In de memorie van toelichting staat over de term stabiel verblijf: «[d]eze optievoorwaarde geeft invulling aan het stabiele karakter van het verblijf. Slechts indien het kind en de ouders het vertrek niet hebben gefrustreerd en zich niet hebben onttrokken aan toezicht, kan het verblijf stabiel worden geacht. Wat stabiel precies inhoudt zal nader worden uitgewerkt in de beleidsregels.» Indiener is van mening dat dit wetsvoorstel hiermee verder gaat dan de vier limitatieve voorwaarden uit artikel 1 van het Verdrag tot beperking der staatloosheid uit 1961, waarin het vereiste van medewerking aan vertrek niet is opgenomen.
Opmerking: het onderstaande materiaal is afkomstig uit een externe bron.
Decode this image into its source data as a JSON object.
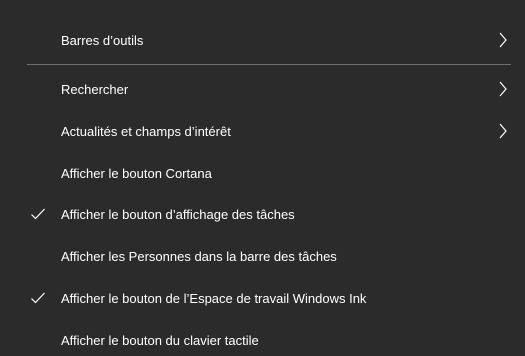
{
  "colors": {
    "background": "#2b2b2b",
    "text": "#ffffff",
    "separator": "#6e6e6e"
  },
  "menu": {
    "items": [
      {
        "label": "Barres d’outils",
        "submenu": true,
        "checked": false
      },
      {
        "label": "Rechercher",
        "submenu": true,
        "checked": false
      },
      {
        "label": "Actualités et champs d’intérêt",
        "submenu": true,
        "checked": false
      },
      {
        "label": "Afficher le bouton Cortana",
        "submenu": false,
        "checked": false
      },
      {
        "label": "Afficher le bouton d’affichage des tâches",
        "submenu": false,
        "checked": true
      },
      {
        "label": "Afficher les Personnes dans la barre des tâches",
        "submenu": false,
        "checked": false
      },
      {
        "label": "Afficher le bouton de l’Espace de travail Windows Ink",
        "submenu": false,
        "checked": true
      },
      {
        "label": "Afficher le bouton du clavier tactile",
        "submenu": false,
        "checked": false
      }
    ]
  }
}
Door deze eis wel te stellen, gaat het wetsvoorstel verder dan het Verdrag. Met de alternatieve term hoofdverblijf beoogt indiener dit probleem op te lossen. Voor de term «hoofdverblijf» is gekozen omdat deze aansluit bij de gebruikte terminologie in de Rijkswet op het Nederlanderschap. Dit is een andere term dan de Afdeling voorstelt («gewoon verblijf»), maar indieners hechten er waarde aan te benadrukken dat ze hetzelfde beogen als wat de Afdeling voorstelt.